Si dovrebbe essere in grado di aggiornali frequentemente. Anche i Lea devono essere rivisti in ragione dell’evoluzione dei bisogni, delle capacità di intervento, delle risorse: eppure dopo essere stati emanati nel 2001 hanno ricevuto il primo aggiornamento solo nel 2017. È essenziale predisporre un dispositivo che permetta revisioni più adeguate al mutare delle condizioni della realtà. Per non parlare del sistema di monitoraggio del ministero della Salute che annualmente verifica se le singole regioni adempiono alla messa in opera dei Lea: su diverse tematiche non ci sono adeguati indicatori. Per esempio per verificare il livello di interventi domiciliari per i non autosufficienti, oppure per valutare se l’assistenza sanitaria territoriale evita ricoveri ospedalieri non appropriati.

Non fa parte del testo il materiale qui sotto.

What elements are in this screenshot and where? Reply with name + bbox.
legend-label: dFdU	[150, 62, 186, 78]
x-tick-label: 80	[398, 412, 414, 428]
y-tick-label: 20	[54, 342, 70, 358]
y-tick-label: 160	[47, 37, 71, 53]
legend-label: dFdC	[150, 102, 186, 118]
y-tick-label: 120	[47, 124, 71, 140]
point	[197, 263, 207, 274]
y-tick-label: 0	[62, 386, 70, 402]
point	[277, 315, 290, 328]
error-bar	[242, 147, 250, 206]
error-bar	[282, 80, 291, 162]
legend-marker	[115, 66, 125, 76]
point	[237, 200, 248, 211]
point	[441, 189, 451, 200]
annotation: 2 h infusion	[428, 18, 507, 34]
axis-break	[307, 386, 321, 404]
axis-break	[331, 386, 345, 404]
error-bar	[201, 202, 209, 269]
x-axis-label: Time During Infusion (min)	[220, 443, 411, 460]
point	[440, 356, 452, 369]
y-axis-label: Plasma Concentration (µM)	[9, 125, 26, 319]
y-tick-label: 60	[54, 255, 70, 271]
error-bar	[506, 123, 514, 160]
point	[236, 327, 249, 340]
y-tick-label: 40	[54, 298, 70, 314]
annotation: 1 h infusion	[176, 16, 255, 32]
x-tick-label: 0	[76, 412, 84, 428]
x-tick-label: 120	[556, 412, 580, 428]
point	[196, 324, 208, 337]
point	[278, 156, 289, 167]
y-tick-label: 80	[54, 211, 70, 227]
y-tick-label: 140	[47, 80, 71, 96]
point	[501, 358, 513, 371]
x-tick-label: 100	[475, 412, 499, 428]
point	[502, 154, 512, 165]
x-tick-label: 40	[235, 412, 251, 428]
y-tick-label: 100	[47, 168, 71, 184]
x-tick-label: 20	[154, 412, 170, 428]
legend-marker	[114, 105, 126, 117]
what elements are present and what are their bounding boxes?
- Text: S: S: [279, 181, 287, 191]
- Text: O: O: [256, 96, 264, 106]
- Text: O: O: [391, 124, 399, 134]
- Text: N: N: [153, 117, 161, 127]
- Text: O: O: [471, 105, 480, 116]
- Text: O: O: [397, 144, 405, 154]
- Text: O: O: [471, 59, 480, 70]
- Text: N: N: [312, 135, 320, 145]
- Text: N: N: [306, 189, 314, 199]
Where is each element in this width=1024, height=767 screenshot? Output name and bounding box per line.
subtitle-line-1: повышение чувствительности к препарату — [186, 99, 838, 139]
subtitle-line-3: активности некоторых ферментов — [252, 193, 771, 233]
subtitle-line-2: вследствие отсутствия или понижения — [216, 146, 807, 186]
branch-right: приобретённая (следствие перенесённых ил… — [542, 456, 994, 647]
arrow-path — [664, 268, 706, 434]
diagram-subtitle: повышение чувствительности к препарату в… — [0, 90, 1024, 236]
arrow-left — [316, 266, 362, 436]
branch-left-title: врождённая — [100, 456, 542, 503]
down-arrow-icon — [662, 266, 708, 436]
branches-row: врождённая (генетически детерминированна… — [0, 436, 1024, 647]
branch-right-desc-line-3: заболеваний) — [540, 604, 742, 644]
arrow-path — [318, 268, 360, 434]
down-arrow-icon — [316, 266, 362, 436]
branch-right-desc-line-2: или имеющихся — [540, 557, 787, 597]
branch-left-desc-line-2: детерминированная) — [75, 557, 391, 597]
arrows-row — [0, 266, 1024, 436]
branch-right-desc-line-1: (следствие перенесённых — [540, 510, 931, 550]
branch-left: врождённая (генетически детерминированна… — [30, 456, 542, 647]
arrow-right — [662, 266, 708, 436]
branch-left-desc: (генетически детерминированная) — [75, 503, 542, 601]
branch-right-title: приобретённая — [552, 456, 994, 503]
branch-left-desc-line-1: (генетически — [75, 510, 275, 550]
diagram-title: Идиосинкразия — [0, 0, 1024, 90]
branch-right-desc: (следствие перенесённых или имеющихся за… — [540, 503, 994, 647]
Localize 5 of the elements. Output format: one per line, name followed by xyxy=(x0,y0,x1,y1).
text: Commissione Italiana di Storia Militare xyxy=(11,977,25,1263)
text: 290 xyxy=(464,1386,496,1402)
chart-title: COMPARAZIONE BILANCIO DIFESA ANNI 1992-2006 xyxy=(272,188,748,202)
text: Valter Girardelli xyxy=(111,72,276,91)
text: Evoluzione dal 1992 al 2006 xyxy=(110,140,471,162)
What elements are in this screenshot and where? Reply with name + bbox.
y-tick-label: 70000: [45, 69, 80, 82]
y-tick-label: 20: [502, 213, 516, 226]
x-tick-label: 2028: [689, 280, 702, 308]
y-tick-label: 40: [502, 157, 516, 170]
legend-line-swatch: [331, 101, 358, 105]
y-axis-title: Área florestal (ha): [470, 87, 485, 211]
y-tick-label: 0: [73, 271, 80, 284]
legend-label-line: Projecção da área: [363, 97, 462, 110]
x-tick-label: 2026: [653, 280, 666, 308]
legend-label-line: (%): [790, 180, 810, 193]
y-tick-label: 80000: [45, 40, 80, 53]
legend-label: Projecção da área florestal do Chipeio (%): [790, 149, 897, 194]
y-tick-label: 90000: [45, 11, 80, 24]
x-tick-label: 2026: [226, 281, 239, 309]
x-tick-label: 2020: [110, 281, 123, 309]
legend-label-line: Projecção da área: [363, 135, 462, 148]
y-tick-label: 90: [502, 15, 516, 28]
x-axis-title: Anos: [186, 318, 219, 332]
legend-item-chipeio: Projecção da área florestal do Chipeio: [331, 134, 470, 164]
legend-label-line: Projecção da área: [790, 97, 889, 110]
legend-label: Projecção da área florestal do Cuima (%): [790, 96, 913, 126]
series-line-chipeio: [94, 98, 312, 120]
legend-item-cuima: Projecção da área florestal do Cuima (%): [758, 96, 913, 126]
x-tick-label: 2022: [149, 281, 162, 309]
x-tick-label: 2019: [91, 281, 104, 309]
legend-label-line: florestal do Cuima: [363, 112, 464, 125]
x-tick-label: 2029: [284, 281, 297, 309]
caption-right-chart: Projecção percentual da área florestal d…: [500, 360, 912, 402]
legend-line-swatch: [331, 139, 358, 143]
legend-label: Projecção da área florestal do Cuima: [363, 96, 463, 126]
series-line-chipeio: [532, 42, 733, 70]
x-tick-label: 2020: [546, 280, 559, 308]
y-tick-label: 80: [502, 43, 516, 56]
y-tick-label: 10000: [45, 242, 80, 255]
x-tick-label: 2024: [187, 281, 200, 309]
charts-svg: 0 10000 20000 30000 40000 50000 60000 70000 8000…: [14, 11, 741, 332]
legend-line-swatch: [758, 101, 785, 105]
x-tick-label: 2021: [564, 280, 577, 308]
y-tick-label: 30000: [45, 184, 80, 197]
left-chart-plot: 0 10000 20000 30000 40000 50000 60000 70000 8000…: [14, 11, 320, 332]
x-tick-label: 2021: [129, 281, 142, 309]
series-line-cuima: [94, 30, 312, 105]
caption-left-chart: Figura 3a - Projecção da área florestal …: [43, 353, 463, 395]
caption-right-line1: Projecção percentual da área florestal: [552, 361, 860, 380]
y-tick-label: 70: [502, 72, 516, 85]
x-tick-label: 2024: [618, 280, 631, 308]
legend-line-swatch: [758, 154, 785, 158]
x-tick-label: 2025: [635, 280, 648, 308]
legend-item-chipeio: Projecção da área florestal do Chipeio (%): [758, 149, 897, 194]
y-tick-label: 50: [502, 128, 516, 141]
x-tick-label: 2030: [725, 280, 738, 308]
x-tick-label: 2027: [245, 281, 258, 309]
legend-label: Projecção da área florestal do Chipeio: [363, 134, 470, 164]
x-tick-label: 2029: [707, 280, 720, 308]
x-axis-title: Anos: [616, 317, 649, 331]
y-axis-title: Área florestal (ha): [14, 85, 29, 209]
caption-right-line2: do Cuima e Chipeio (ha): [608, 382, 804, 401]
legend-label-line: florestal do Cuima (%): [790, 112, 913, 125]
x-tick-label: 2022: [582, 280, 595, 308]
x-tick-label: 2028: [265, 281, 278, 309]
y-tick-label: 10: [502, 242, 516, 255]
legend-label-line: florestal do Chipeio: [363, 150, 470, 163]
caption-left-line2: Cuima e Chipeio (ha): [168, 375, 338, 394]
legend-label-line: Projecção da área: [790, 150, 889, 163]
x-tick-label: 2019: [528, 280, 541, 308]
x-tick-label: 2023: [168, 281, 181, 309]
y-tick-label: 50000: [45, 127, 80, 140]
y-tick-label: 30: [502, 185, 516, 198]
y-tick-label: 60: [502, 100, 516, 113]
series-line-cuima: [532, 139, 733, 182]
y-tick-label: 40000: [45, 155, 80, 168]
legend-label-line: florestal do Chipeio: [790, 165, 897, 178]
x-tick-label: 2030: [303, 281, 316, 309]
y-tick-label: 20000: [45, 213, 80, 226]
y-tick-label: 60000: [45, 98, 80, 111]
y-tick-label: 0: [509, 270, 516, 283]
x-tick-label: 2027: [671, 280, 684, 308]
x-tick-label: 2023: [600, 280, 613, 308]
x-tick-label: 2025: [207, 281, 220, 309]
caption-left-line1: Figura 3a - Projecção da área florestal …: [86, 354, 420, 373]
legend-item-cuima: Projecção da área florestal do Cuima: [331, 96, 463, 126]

Quindi tornando alla riflessione iniziale possiamo dire che per avere dei Lep capaci di essere correttivi al rischio di diseguaglianze è importante tenere a mente quanto di imperfetto abbiamo già riscontrato nei Lea?

Sì. E aggiungerei che per ridurre le differenze improprie tra territori è importante riguardare le modalità per programmare la distribuzione delle risorse finanziarie statali. Questo vuol dire superare i finanziamenti basati sulla spesa storica e definire come si individuano, e si monitorano nel tempo, i fabbisogni regionali. Non basta prevedere che i finanziamenti statali siano erogati alle regioni solo sulla base dei “costi standard” dei servizi essenziali da garantire. Il sistema dovrebbe sia definire i costi standard delle prestazioni e servizi da garantire ovunque, quindi i livelli essenziali, sia valutare le differenze dei “bisogni” di ogni regione, ossia monitorare dove rischi e situazioni di deprivazione richiedono risorse più adeguate.